12 Kasım 2014 Çarşamba

"Tanrı"ya özgürlük!

Tanrı...
Kendi memleketinde,
Kendi milleti tarafından mahpus edildi...
Onlarca yıldır tabutluklarda yatıyor...
Zikreden nerdeyse kafir ilan edilecek...
"Tanrım" diye başlasan yakarmaya;
- Tövbe de ulan deyyus
Deyiverirler hemen...
Tövbe tövbeeee!...
***
İsmet İnönü döneminde Ezan'ın Türkçe okunmasının dayatılmasından bu yana dillerde mahkumdur Tanrı kelimesi...
Öz be öz Türkçe olan bu kelime Türk yurdunda mahkum...

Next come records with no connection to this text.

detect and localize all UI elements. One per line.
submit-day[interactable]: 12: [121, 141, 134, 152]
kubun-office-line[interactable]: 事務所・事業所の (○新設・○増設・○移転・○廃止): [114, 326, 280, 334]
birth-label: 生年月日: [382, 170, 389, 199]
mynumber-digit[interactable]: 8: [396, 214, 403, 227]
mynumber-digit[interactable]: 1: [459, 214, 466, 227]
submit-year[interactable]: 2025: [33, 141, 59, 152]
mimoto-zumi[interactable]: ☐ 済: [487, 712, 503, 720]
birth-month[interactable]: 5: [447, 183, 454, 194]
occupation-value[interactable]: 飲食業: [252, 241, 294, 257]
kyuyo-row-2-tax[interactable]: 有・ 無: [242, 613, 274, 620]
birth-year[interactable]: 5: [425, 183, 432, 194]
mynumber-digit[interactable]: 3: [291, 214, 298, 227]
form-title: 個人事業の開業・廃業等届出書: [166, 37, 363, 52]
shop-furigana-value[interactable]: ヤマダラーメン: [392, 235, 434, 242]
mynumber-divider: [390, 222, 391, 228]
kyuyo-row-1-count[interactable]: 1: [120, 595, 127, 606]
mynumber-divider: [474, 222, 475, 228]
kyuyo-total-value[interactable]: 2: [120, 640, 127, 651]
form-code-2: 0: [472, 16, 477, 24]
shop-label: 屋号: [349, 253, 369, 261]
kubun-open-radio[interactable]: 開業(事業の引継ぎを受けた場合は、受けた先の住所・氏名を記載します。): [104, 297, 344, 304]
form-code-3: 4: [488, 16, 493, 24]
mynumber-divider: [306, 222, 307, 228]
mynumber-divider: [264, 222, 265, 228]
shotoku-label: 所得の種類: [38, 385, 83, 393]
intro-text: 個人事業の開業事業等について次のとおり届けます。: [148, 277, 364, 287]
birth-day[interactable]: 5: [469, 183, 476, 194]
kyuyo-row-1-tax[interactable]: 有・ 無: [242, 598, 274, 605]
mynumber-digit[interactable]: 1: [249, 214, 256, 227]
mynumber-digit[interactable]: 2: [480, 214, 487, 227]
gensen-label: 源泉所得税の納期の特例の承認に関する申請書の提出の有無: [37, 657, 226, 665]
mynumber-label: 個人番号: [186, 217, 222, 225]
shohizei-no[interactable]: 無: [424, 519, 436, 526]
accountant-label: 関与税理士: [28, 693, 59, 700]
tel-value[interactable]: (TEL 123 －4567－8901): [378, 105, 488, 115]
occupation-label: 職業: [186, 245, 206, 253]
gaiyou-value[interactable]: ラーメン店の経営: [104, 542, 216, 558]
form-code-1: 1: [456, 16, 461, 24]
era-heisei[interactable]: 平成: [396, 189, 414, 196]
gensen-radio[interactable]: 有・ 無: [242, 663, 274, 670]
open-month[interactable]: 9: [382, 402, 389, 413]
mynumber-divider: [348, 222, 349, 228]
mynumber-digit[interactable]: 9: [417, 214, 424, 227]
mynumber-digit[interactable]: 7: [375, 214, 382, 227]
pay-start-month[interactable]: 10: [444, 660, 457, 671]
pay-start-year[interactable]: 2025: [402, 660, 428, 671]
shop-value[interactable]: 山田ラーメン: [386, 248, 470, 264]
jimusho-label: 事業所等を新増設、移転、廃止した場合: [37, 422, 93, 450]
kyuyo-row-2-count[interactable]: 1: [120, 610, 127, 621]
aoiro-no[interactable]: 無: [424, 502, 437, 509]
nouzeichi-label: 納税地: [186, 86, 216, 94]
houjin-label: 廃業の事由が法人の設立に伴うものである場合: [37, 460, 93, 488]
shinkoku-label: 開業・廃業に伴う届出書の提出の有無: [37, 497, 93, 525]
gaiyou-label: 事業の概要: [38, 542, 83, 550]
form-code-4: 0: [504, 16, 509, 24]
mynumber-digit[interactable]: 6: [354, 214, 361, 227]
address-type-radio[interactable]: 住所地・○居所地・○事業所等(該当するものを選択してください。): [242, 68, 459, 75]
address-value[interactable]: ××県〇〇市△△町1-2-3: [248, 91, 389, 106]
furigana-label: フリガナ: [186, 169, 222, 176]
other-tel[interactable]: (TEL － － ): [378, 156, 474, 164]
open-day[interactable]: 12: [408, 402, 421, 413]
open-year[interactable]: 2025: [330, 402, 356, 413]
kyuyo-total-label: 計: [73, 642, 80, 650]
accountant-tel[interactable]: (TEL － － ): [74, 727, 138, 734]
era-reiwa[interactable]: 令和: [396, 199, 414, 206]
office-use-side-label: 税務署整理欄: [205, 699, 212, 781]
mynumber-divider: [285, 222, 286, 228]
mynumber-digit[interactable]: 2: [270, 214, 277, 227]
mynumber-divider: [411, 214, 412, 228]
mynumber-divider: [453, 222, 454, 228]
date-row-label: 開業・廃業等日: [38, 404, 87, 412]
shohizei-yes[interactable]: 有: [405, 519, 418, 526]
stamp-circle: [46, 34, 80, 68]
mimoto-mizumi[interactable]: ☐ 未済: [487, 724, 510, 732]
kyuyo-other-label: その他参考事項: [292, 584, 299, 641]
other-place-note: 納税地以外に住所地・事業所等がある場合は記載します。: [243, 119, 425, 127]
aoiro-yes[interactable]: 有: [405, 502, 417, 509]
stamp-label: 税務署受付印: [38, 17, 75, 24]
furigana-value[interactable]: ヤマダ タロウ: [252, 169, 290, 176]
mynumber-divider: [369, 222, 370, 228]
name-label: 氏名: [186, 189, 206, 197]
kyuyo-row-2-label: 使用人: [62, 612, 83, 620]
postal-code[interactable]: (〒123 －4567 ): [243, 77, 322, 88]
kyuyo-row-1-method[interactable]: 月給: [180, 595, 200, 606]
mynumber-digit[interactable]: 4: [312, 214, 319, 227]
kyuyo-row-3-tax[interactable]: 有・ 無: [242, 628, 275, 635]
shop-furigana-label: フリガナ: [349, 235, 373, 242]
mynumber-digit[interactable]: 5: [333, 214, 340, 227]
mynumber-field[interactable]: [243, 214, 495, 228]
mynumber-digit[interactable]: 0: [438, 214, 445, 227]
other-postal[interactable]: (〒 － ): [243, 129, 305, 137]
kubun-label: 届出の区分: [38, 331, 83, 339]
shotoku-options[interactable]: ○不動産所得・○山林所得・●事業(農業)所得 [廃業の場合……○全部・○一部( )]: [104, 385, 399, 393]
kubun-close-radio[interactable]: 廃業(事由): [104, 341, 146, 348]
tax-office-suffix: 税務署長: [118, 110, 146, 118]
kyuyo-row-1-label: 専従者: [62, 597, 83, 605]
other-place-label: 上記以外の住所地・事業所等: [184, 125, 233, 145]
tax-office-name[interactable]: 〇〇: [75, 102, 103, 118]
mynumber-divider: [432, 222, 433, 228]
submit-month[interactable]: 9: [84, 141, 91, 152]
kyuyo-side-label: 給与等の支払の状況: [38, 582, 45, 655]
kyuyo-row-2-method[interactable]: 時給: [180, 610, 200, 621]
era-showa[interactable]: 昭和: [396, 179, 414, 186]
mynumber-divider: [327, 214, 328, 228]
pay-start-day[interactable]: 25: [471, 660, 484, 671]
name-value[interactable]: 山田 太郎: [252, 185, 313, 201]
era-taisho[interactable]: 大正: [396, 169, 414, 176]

Türk milleti "Tanrı"dan öylesine korkuyor ki; Tanrı dediği an dinden çıkmış sanıyor kendini...
Tanrımız Allah (CC) kutsal kitabında milletleri yarattığını ve her millete de bir lisan lütfettiğini söyler...
Yani Türk milletini yaratan Türkçe'yi de yaratmıştır...
Arap milletini yaratan Arapçayı da yaratmıştır...
Yine Tanrımız Allah-ü Teala'nın buyurduğu üzere "hiçbir milletin bir diğer millete üstünlüğü olmadığı" gibi hiç bir dilin de bir başka dile üstünlüğü yoktur...
***
Bugün kullandığımız Tanrı kelimesinin kökeni "Tengri" kelimesidir...
Günümüz Türkçesi'ne Tanrı olarak gelmiş...
Tanrı, Arapça'daki "Rab" ve "İlah" kelimelerinin Türkçe karşılığıdır...
Rab ve İlah kelimeleri Tanrımız Allah-ü Teala'nın isimlerinden biri değildir...
"Ya Rabbi!.." nidasıyla başlayan dualarımızı Türkçe'ye çevirirken "Ey Tanrım!.." diye çeviririz...
Ancak "Ya Allah!.." nidasını dilimize "Ey Tanrı!.." diye çeviremeyiz çünkü Allah kelimesi Tanrı'nın adıdır...
Bugün yeryüzündeki bütün İslam milletleri Rab ya da İlah kelimelerinin karşılığında kendi dillerinin kelimelerini rahatça kullanabilirken sadece biz Türkler kendi dilimizde bu iki kelimenin karşılığı olan Tanrı kelimesini kullanamıyoruz...
***
Son derece gereksiz bir çaba olarak gördüğüm Ezan'ın Türkçeleştirilmesinde yapılan büyük bir hata bugün Tanrı kelimesi dilimize mahkum eden tek etkendir.
Ezan'da geçen bütün "Allah" kelimeleri "Tanrı" olarak çevrilince milletin vicdanında Tanrı kelimesinin mahkumiyeti de başlamıştı.
Bunu aslında bir hata olarak görmemek lazım...
Çünkü bu çeviriyi yapanlar nerdeyse bir edebiyat abidesi...
Bir özel ismin hiçbir dile tercüme edilemeyeceğini, olduğu gibi kullanılacağını çok iyi biliyorlardı...
Türkçe'yi yaygınlaştırmak maksadıyla yapıldığı söylenen Türkçe ezan uygulaması aslında Türkçe'ye karşı bir cephe oluşturmaktan başka hiç bir işe yaramamıştır...
Belki Cumhuriyet tarihinin en büyük yanılgısı bu uygulama, bu dayatma olmuştur...
***
Türkçe sevdalısı her Türk bundan böyle Tanrı kelimesinin özgürleşmesi için elinden geleni yapmalıdır.
Hem bu kelimeyi bolca kullanmalı, hem de bu kelimenin Tanrımız Allah-ü Teala'nın isimlerinden birinin yerine değil de, Arapça'daki Rab ve İlah kelimelerinin karşılığı olarak kullanıldığını milletimize anlatmalıdır.
Bu dil bize Allah'ın bir lütfudur...
Allah'ın lütuflarına sahip çıkmak ne kadar değerli ve gerekli ise Türkçe'ye sahip çıkmakta o kadar gerekli ve değerlidir...
Türkçe diline sahip çıkmayan bir Türk Allah'ın nimetlerinden birini elinin tersiyle itiyor demektir...
"TÜRKÇE KONUŞALIM, TÜRKÇE YAŞAYALIM!"